Jessica Jones It did not make me realize that Sallinger is really an intellectual brain. His victories seem fortuitous or accidental rather than shocking and intelligent. In fact, according to this episode, he would have actively miscalculated the fact that it would be Trish who would follow him, not Jessica. The fact that Trish does not wear his mask when she attacked and that Jessica arrived just in time to prevent him from killing him are two things he was very lucky in, not intentional parts of his plan. And what was his initial plan anyway? Was he going to let Jessica murder him and then use his photo shoot for revenge beyond the grave? This hardly makes it seem like a criminal brain that can not be stopped.
Speaking of murder …
Each season of these Marvel Netlix shows comes about every time I wish our non-lethal heroes just call Frank Castle for help with the assassination, as the stringent ethical rules of this season must pass to justify the maintenance of Sallinger alive is ridiculous. . If Jessica is absolutely determined not to let Trish go to jail to legally capture Sallinger, it is clear that the most ethical of his remaining options is to kill Sallinger rather than letting him kill countless people for a long time. countless years. Yet, for whatever reason, Sallinger's departure debate focuses solely on the injustice of not paying for his past crimes, and not on the threat of future damage he could inflict on society.
Speaking also of murder …
I knew that one episode of this spinning wheel had to end with a big cliffhanger for the season to pick up, and I was letting go of my head to try to figure out what it could be. Is Dorothy still alive? Could Trish find a huge clue in her mother's apartment? No, instead the cliffhanger is that Erik has murdered the random fiendish cop that has been featured in this episode, and Jessica may be blamed for that. Which one … agree? It sounds more like a shrug than a big unveiling, but I guess anything that gets us away from Sallinger and moves on to something new is a good thing.

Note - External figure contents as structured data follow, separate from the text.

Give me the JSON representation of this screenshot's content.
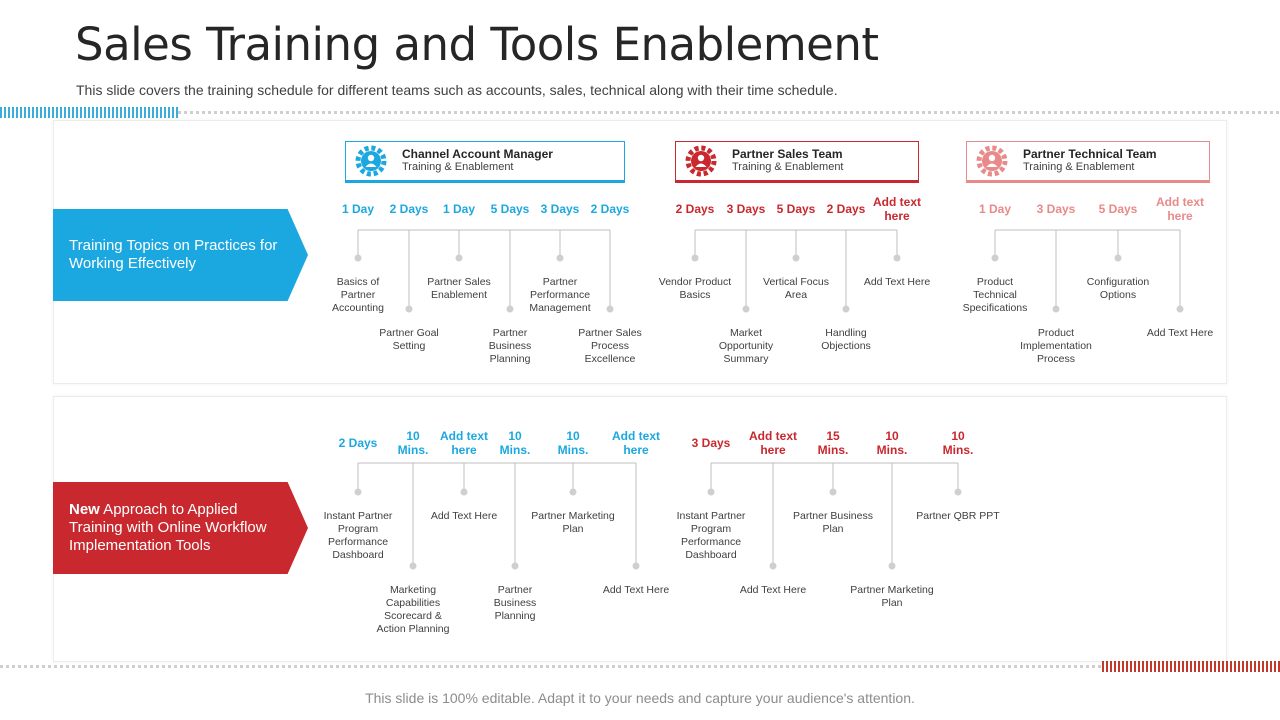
{
  "title": "Sales Training and Tools Enablement",
  "subtitle": "This slide covers the training schedule for different teams such as accounts, sales, technical along with their time schedule.",
  "footer": "This slide is 100% editable. Adapt it to your needs and capture your audience's attention.",
  "colors": {
    "blue": "#1ba8e0",
    "red": "#c8282e",
    "pink": "#e88a8a"
  },
  "rows": [
    {
      "label": "Training Topics on Practices for Working Effectively",
      "label_bold": ""
    },
    {
      "label_bold": "New",
      "label": " Approach to Applied Training with Online Workflow Implementation Tools"
    }
  ],
  "teams": [
    {
      "name": "Channel Account Manager",
      "sub": "Training & Enablement",
      "icon": "gear-user-icon"
    },
    {
      "name": "Partner Sales Team",
      "sub": "Training & Enablement",
      "icon": "gear-user-icon"
    },
    {
      "name": "Partner Technical Team",
      "sub": "Training & Enablement",
      "icon": "gear-user-icon"
    }
  ],
  "groups": [
    {
      "items": [
        {
          "dur": "1 Day",
          "text": "Basics of Partner Accounting"
        },
        {
          "dur": "2 Days",
          "text": "Partner Goal Setting"
        },
        {
          "dur": "1 Day",
          "text": "Partner Sales Enablement"
        },
        {
          "dur": "5 Days",
          "text": "Partner Business Planning"
        },
        {
          "dur": "3 Days",
          "text": "Partner Performance Management"
        },
        {
          "dur": "2 Days",
          "text": "Partner Sales Process Excellence"
        }
      ]
    },
    {
      "items": [
        {
          "dur": "2 Days",
          "text": "Vendor Product Basics"
        },
        {
          "dur": "3 Days",
          "text": "Market Opportunity Summary"
        },
        {
          "dur": "5 Days",
          "text": "Vertical Focus Area"
        },
        {
          "dur": "2 Days",
          "text": "Handling Objections"
        },
        {
          "dur": "Add text here",
          "text": "Add Text Here"
        }
      ]
    },
    {
      "items": [
        {
          "dur": "1 Day",
          "text": "Product Technical Specifications"
        },
        {
          "dur": "3 Days",
          "text": "Product Implementation Process"
        },
        {
          "dur": "5 Days",
          "text": "Configuration Options"
        },
        {
          "dur": "Add text here",
          "text": "Add Text Here"
        }
      ]
    },
    {
      "items": [
        {
          "dur": "2 Days",
          "text": "Instant Partner Program Performance Dashboard"
        },
        {
          "dur": "10 Mins.",
          "text": "Marketing Capabilities Scorecard & Action Planning"
        },
        {
          "dur": "Add text here",
          "text": "Add Text Here"
        },
        {
          "dur": "10 Mins.",
          "text": "Partner Business Planning"
        },
        {
          "dur": "10 Mins.",
          "text": "Partner Marketing Plan"
        },
        {
          "dur": "Add text here",
          "text": "Add Text Here"
        }
      ]
    },
    {
      "items": [
        {
          "dur": "3 Days",
          "text": "Instant Partner Program Performance Dashboard"
        },
        {
          "dur": "Add text here",
          "text": "Add Text Here"
        },
        {
          "dur": "15 Mins.",
          "text": "Partner Business Plan"
        },
        {
          "dur": "10 Mins.",
          "text": "Partner Marketing Plan"
        },
        {
          "dur": "10 Mins.",
          "text": "Partner QBR PPT"
        }
      ]
    }
  ]
}
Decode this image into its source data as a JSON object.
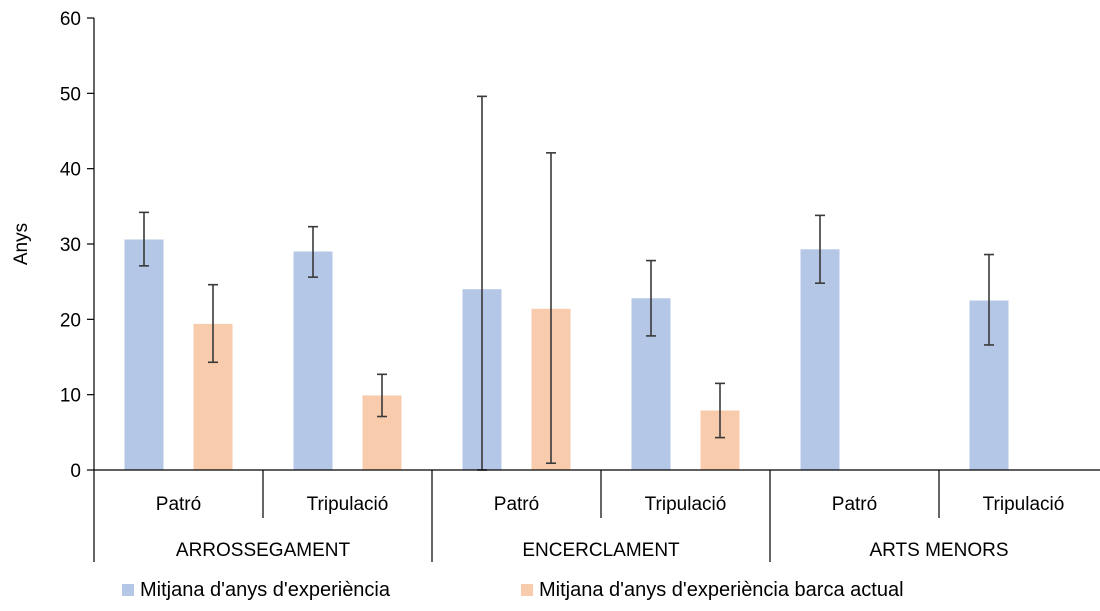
{
  "chart_data": {
    "type": "bar",
    "title": "",
    "ylabel": "Anys",
    "xlabel": "",
    "ylim": [
      0,
      60
    ],
    "yticks": [
      0,
      10,
      20,
      30,
      40,
      50,
      60
    ],
    "grid": false,
    "legend_position": "bottom",
    "groups": [
      {
        "label": "ARROSSEGAMENT",
        "categories": [
          "Patró",
          "Tripulació"
        ]
      },
      {
        "label": "ENCERCLAMENT",
        "categories": [
          "Patró",
          "Tripulació"
        ]
      },
      {
        "label": "ARTS MENORS",
        "categories": [
          "Patró",
          "Tripulació"
        ]
      }
    ],
    "series": [
      {
        "name": "Mitjana d'anys d'experiència",
        "color": "#b4c7e7",
        "values": [
          30.6,
          29.0,
          24.0,
          22.8,
          29.3,
          22.5
        ],
        "error_low": [
          27.1,
          25.6,
          0,
          17.8,
          24.8,
          16.6
        ],
        "error_high": [
          34.2,
          32.3,
          49.6,
          27.8,
          33.8,
          28.6
        ]
      },
      {
        "name": "Mitjana d'anys d'experiència barca actual",
        "color": "#f8cbad",
        "values": [
          19.4,
          9.9,
          21.4,
          7.9,
          null,
          null
        ],
        "error_low": [
          14.3,
          7.1,
          0.9,
          4.3,
          null,
          null
        ],
        "error_high": [
          24.6,
          12.7,
          42.1,
          11.5,
          null,
          null
        ]
      }
    ]
  }
}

- Kith's son, Laurent, is a pretty well-written character, but you can feel that actor Michael Hsu Rosen is doing everything in his power to give a bizarre touch and personality to his performance, and I appreciate that .
- The whole of Mr. O. of Erik That he made black people sing without knowing their crimes. Yet, in this episode, he has a complete record of all the faults of Constable Carl Nussbaumer.
- Hogarth continues to be incredibly interesting in his moments of character dramas nuanced to incredibly uninteresting in his moments of wickedness to a note. In other words, she is better as an antihero than an anti-hero. In this episode, she finds Kith (at least on a professional level) and discovers Trish's secret identity in the non-replicated film that Malcolm gives him at the time of his resignation.
- I presume that the fact that Trish hired Hogarth as a lawyer causes a conflict of interest. Hogarth can not shoot his own client, right?
- While cleaning Sallinger's blood under Trish's nails, Jessica canned a little on a tissue. Expect the bloody Kleenex from Chekov to bear fruit later.